CHARLESTON, W.Va. - Pies & Pints President Rob Lindeman wants to make sure every pizza sold in his restaurants, whether it's in Ohio, West Virginia or Timbuktu, tastes just like it came from Charleston or Fayetteville.
He wants the restaurants to have the same look and feel as Pies & Pints' original locations, too. It's all a part of "brand connection."
"Some companies, as they grow, lose sight of . . . what brought them to the dance," he said.
Lindeman, who also is majority owner and managing member of the company, does not want that to happen to Pies & Pints.
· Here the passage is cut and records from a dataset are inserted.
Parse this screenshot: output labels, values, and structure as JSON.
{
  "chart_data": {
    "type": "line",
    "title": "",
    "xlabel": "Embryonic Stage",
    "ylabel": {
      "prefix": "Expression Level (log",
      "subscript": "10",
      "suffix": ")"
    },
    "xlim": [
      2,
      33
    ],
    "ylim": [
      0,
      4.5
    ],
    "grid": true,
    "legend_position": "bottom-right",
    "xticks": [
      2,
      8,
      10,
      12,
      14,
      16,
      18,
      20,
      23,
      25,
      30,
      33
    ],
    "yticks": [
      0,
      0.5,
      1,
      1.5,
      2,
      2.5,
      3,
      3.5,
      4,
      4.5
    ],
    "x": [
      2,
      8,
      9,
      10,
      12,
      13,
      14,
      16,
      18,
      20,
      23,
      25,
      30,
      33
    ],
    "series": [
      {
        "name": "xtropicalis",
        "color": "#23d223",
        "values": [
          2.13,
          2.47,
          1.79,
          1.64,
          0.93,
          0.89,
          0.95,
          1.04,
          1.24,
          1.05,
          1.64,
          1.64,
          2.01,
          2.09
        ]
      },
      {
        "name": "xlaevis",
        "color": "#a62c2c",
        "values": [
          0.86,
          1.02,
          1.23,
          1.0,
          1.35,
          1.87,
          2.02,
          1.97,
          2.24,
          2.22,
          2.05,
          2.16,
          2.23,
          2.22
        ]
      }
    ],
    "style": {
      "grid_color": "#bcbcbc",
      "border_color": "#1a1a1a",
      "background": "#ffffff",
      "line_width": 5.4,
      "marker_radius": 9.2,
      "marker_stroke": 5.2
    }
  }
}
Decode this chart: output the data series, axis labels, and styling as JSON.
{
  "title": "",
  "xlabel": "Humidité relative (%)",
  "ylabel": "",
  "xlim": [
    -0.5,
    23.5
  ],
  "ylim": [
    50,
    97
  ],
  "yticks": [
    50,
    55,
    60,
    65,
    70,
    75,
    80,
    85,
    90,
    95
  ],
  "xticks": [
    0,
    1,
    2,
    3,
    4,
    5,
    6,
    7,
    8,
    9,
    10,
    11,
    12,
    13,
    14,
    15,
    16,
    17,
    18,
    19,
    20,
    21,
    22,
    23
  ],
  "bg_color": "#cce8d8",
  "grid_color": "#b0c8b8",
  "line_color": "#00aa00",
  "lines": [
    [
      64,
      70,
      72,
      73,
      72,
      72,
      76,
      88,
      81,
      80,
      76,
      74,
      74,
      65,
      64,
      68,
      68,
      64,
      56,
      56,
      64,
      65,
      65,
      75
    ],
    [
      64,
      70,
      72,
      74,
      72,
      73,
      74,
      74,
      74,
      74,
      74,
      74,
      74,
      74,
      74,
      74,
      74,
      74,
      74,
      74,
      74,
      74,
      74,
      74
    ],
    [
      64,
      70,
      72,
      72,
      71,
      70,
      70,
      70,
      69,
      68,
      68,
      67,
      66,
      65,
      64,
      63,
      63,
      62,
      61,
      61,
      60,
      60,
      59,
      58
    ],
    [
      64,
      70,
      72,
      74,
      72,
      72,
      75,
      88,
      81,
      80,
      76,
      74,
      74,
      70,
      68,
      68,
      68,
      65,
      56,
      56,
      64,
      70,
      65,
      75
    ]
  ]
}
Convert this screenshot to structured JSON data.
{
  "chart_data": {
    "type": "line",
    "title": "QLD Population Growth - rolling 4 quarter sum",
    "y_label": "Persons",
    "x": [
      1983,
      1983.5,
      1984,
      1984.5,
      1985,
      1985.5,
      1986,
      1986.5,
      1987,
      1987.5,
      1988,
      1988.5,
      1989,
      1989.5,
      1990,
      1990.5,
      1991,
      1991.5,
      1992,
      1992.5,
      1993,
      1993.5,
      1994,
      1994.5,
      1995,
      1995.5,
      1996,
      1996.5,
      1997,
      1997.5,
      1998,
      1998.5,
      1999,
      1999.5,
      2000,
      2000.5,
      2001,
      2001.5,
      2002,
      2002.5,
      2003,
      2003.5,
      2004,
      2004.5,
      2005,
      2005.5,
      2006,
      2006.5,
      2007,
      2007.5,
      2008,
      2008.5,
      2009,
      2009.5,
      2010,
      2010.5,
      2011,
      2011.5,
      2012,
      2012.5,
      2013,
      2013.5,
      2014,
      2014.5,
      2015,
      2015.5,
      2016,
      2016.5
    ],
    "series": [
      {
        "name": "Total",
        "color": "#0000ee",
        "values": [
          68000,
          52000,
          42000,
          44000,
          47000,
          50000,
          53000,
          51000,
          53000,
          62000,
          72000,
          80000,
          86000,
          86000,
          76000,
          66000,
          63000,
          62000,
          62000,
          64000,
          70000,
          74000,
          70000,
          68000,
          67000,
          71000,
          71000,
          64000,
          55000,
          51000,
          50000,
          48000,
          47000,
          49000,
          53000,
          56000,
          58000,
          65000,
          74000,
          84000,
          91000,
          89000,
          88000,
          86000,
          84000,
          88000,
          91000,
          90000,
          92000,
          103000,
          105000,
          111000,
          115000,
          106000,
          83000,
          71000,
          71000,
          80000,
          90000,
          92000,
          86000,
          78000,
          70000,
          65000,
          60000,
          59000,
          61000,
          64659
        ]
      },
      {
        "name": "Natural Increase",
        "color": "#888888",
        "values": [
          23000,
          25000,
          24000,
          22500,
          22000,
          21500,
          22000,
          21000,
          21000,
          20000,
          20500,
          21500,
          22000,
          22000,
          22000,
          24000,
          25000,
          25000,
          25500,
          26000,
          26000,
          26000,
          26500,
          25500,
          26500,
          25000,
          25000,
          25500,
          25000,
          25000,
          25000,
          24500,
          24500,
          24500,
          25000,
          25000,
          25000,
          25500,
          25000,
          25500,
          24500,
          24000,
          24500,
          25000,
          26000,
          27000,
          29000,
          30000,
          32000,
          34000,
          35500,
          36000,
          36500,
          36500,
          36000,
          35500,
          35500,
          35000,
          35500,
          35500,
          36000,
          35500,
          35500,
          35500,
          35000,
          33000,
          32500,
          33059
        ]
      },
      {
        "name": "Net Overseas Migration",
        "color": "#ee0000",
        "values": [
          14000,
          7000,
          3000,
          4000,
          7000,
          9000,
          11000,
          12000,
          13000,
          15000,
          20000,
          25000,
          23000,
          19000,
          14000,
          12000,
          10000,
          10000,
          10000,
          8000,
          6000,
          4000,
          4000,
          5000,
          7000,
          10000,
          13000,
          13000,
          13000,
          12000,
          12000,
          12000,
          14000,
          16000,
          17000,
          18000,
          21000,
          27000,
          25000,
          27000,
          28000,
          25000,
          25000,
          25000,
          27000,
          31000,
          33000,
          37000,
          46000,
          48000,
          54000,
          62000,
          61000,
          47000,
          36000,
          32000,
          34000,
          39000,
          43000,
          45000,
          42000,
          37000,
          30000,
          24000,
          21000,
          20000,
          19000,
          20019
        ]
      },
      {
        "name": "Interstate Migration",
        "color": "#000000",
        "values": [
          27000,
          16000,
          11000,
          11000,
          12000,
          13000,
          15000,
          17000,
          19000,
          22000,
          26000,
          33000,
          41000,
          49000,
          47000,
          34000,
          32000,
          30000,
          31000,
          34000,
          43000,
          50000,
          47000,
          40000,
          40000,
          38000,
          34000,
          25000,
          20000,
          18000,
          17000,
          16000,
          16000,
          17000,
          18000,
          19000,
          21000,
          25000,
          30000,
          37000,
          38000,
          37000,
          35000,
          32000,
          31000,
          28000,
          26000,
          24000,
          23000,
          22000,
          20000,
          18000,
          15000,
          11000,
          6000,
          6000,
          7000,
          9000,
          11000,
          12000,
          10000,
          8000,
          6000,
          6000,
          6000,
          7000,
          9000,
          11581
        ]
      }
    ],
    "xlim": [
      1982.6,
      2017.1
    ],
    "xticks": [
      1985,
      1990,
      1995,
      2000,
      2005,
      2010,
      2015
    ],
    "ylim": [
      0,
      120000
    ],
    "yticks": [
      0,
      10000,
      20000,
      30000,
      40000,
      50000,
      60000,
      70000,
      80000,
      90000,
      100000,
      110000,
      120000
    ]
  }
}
He said when the gourmet pizza chain opens its new location in Morgantown next year, customers will receive the same food, beer and quality service they've come to expect.
Lindeman also is worried about the intangible aspects of his company: the culture, the charm.
So the company's brand-new Worthington, Ohio, store, along with the upcoming Morgantown location and all future Pies & Pints restaurants, will feature recreations of the "White Elephant Saloon" mural found at its Charleston location.
Lindeman said the recreations of the mural are a deliberate move to tie all the company's locations together.
"It's one of our differentiators, that's part of the brand," he said. "It's why people spend so much more money on Apple than they do a PC product."
He said the company also tries to hire from within, promoting workers to management positions as the business expands.
"You don't have to teach the culture to them if they're already living it," he said.
Until earlier this year, Pies & Pints was on the verge of losing its most important branding element: that simple, catchy name.
There is a restaurant named "Pies & Pints" in Seattle, completely unaffiliated with the West Virginia company, and the owners of the West Coast business owned the trademark to the name.
Lindeman said his company was allowed to use the Pies & Pints name in its Mountain State stores because the businesses do not operate in the same market and do not advertise in the same areas.
But as Lindeman and his partners prepared to open new stores in West Virginia and other states, they wanted to prevent potential trademark problems.
"As we wanted to grow and develop this brand, it wasn't realistic to continue down this path," Lindeman said.
Earlier this year, West Virginia's Pies & Pints approached their West Coast namesake and asked to buy the name. Negotiations did not go well at first. The Seattle restaurant wanted much more money for the name than Lindeman wanted to pay.